Researchers led by Dr Klaus Linde from the Centre for Complementary Medicine Research in Munich examined 16 trials comparing single Echinacea preparations with a control group that had been carried out in recent years.
The majority had "reasonable to good methodological quality", they said in the paper, published in the Cochrane Database of Systematic Reviews 2006 (issue 1).
But the trials tested different species and different extracts - from the root, leaves or both - as well as different manufacturing methods for producing the Echinacea preparations.
The type of extract appears to have a significant impact on whether the herbal can fight off colds.
Nine of the trials found that extracts from the aerial parts of Echinacea purpurea could reduce the symptoms of colds in adults if started early enough, although these results were not fully consistent, said the authors.
They found positive effects from alcoholic extracts and pressed juice preparations of the aerial parts of the plants, but they were not able to find benefits from other preparations.
The conclusions demonstrate the importance of labelling Echinacea products with information about the extract used, and communicating the differences to consumers.
"Consumers and clinicians need to realise that Echinacea products differ greatly in the species of plant utilised, the parts of the plant used, way they have been prepared and in the active agents they contain," said Dr Linde.
He added that the "overwhelming majority" have not been tested in clinical trials.
Two further trials that looked at whether the extract could prevent people catching colds showed no effect.
"Other preparations of Echinacea might have preventative effects, but the effect has not been shown in independently replicated, rigorous randomised trials," said Dr Linde.
Echinacea extracts contain a mixture of different active components, each of which may act on their own, or the effect may only be achieved as they act together.

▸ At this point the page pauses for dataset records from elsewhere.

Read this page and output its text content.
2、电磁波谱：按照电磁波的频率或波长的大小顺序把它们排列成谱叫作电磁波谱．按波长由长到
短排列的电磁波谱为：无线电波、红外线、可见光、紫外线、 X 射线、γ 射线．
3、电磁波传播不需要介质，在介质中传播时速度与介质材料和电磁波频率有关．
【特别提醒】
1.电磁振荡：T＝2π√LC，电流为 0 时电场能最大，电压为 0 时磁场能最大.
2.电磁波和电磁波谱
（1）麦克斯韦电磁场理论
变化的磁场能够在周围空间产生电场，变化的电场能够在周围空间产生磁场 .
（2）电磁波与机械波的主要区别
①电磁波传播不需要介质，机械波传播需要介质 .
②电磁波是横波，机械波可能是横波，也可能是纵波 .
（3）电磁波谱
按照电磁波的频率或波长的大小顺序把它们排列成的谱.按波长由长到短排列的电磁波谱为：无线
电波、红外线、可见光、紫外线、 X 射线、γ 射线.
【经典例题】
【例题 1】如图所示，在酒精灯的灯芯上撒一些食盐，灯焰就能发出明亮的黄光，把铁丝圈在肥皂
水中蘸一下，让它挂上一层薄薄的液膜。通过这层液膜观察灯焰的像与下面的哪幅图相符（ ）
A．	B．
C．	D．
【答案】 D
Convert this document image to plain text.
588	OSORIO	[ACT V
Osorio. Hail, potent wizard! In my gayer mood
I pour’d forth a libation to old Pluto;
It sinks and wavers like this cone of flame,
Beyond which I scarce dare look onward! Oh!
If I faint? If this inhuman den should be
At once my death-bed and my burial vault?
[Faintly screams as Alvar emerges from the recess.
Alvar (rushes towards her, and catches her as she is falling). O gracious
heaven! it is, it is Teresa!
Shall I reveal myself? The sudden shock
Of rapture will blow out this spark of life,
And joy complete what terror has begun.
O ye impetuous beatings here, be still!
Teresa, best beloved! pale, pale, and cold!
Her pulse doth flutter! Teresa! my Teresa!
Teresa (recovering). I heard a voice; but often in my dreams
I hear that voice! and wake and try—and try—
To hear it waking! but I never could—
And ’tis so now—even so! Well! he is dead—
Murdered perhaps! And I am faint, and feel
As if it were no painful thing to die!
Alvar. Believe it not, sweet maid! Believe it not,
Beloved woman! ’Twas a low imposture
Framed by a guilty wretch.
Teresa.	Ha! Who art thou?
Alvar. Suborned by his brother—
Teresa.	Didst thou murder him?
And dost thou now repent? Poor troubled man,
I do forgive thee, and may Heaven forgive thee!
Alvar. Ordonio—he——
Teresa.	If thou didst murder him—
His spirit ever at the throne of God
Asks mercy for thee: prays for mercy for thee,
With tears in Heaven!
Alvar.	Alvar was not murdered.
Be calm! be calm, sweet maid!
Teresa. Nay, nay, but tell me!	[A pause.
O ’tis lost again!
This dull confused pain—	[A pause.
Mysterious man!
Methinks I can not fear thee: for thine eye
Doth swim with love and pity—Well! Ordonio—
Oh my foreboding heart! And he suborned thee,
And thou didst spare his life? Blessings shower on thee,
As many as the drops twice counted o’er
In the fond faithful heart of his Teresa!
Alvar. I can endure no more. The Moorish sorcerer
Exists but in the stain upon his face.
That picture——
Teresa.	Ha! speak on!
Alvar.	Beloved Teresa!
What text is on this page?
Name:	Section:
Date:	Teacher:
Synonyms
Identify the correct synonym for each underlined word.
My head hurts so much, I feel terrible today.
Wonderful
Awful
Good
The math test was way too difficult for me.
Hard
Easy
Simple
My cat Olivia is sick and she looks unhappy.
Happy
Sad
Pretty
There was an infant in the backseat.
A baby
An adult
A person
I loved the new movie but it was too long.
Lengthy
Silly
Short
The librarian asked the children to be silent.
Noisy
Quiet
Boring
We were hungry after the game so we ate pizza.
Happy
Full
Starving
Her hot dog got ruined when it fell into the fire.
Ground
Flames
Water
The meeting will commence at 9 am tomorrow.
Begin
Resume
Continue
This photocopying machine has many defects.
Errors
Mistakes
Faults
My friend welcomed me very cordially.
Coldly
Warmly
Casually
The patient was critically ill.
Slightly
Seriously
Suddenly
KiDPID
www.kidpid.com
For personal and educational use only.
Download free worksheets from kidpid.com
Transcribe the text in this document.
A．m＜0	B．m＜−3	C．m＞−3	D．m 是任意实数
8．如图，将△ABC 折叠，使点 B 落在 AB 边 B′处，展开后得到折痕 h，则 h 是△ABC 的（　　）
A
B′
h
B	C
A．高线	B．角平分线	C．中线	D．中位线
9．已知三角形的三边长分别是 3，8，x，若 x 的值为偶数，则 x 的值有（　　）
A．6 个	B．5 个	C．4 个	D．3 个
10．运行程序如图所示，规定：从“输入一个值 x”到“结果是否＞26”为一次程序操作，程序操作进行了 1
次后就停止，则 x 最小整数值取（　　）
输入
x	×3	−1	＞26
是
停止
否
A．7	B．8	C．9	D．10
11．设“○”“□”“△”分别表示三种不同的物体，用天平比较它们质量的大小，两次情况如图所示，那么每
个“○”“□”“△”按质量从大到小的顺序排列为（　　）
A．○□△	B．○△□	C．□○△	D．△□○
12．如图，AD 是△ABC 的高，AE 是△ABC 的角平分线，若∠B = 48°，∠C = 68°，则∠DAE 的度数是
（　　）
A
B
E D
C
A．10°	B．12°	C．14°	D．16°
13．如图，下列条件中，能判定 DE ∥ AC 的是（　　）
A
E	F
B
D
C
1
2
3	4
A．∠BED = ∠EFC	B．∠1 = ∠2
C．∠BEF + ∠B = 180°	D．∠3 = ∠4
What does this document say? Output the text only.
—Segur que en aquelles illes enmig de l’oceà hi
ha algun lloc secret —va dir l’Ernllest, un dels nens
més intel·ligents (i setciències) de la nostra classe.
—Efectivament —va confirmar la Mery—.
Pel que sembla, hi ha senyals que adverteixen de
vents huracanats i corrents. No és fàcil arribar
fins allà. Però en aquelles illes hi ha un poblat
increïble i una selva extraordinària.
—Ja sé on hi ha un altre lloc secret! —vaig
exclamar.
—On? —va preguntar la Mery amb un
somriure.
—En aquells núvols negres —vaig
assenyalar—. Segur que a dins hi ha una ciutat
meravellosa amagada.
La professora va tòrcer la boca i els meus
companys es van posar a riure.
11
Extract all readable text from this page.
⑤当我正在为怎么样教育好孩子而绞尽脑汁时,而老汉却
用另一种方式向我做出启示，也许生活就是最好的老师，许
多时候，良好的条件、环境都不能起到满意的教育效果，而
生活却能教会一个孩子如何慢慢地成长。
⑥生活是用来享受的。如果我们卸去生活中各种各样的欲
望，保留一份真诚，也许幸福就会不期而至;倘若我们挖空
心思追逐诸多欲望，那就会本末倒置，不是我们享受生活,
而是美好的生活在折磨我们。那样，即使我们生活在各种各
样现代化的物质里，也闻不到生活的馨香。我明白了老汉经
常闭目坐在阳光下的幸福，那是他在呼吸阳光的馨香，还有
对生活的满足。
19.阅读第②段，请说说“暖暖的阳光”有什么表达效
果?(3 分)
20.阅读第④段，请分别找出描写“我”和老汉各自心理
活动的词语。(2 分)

"If this synergistic action does occur, then the exact composition of the extract will greatly affect its performance," said Dr Linde.
Given the widespread use of Echinacea products, further research is clearly desirable, added the authors, and this should be carried out on chemically well-defined preparations so that comparisons can be made.
Sales of echinacea products in the United States generated $173.2 million in 2004 while in Germany they reached $107.4 million. But efficacy in prevention or treatment of colds will be key to the market's continued growth.